Él volvió a hundirse en un sueño preocupado, moviendo las manos con inquietud, intentando señalar y tirando de las mantas. Se destapó y se llevó la mano a la entrepierna. Pobre hombre, pensó Kivrin, no se le perdonaba ninguna indignidad.

Ella volvió a colocarle las manos sobre el pecho y lo tapó, pero él apartó de nuevo las mantas y se subió la túnica. Volvió a agarrarse la entrepierna y de pronto se estremeció y retiró las manos, y algo en el movimiento hizo que Kivrin pensara en Rosemund.

Frunció el ceño. Había vomitado sangre. Eso y el estado que había alcanzado la epidemia le habían sugerido que Roche tenía peste neumónica; además no le había visto ninguna buba bajo los brazos cuando le quitó la casulla. Le apartó la túnica y dejó al descubierto sus calzas de lana burdamente tejidas. Estaban tensas en el centro y enmarañadas con la cola de su alba. Le resultaría imposible quitárselas sin levantarlo, y había tanta tela que no pudo ver nada.

Le puso con suavidad la mano sobre el muslo, recordando lo sensible que era el brazo de Rosemund. Él dio un respingo pero no despertó, y Kivrin deslizó la mano hasta el interior y la subió, tocando apenas la tela. Estaba caliente.

– Perdóname -dijo, y deslizó la mano entre sus piernas.
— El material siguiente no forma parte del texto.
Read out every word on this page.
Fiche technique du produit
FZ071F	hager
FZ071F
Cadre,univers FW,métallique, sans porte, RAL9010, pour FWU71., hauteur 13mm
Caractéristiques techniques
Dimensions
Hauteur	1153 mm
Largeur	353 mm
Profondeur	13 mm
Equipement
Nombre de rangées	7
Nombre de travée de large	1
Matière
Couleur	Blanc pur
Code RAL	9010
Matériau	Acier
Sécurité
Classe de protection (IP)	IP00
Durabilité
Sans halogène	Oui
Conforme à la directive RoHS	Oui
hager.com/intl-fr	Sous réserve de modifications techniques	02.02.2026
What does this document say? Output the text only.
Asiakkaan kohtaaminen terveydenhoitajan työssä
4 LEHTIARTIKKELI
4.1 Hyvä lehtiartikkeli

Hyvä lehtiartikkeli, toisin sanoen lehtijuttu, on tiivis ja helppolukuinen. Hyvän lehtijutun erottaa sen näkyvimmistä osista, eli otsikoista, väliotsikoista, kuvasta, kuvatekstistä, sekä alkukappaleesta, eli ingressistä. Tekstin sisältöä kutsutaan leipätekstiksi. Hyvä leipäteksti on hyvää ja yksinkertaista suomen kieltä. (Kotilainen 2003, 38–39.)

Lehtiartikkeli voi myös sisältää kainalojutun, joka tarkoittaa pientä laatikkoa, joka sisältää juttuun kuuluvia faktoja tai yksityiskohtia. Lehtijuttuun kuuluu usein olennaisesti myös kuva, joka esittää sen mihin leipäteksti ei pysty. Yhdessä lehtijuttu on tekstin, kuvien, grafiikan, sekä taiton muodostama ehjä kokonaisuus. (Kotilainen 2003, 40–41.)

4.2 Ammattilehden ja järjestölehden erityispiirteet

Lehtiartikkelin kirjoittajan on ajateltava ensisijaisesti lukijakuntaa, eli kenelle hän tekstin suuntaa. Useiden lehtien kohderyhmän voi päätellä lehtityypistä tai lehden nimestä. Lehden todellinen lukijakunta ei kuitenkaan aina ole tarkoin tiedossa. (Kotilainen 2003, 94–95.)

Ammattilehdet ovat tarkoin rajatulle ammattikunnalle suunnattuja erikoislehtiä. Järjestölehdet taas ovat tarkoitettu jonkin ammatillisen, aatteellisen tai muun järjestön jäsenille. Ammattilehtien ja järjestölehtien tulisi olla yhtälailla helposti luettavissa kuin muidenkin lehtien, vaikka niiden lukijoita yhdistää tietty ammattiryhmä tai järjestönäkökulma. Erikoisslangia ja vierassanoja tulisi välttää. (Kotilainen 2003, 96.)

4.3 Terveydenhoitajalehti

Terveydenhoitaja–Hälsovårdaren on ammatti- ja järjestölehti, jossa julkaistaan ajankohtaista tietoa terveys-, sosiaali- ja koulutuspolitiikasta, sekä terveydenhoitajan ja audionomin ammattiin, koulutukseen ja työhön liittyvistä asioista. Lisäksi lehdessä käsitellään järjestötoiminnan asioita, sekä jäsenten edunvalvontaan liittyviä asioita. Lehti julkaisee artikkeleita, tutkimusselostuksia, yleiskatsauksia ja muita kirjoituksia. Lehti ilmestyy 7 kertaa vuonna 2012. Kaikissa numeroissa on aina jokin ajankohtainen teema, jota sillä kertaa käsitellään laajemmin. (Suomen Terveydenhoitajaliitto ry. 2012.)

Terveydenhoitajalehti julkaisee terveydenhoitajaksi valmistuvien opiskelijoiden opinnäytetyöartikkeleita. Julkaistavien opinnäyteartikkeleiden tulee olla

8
Roche gritó e hizo un movimiento convulsivo, alzando las rodillas bruscamente, pero Kivrin ya se había apartado, la mano en la boca. La buba era gigantesca y ardía al contacto. Tendría que haberla drenado hacía horas.
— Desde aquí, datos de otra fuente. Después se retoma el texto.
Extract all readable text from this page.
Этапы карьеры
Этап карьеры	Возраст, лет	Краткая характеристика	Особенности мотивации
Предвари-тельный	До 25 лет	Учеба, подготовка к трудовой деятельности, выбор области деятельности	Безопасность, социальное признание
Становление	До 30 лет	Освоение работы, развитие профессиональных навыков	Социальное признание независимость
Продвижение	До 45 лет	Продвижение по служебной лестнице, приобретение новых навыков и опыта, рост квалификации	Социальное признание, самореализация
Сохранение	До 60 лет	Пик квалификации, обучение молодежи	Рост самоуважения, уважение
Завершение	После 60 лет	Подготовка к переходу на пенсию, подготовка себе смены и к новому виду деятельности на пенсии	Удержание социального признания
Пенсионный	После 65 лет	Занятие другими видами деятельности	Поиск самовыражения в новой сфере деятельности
Roche no había despertado, ni siquiera cuando gritó. Tenía la cara oscura, y su respiración era firme, ruidosa. Su movimiento espasmódico había vuelto a destaparlo. Kivrin se detuvo y lo cubrió. Roche alzó las rodillas, pero ya con menos violencia, y ella le arropó. Luego cogió la última vela de la reja y la colocó en la linterna, y la encendió con una de las velas de santa Catalina.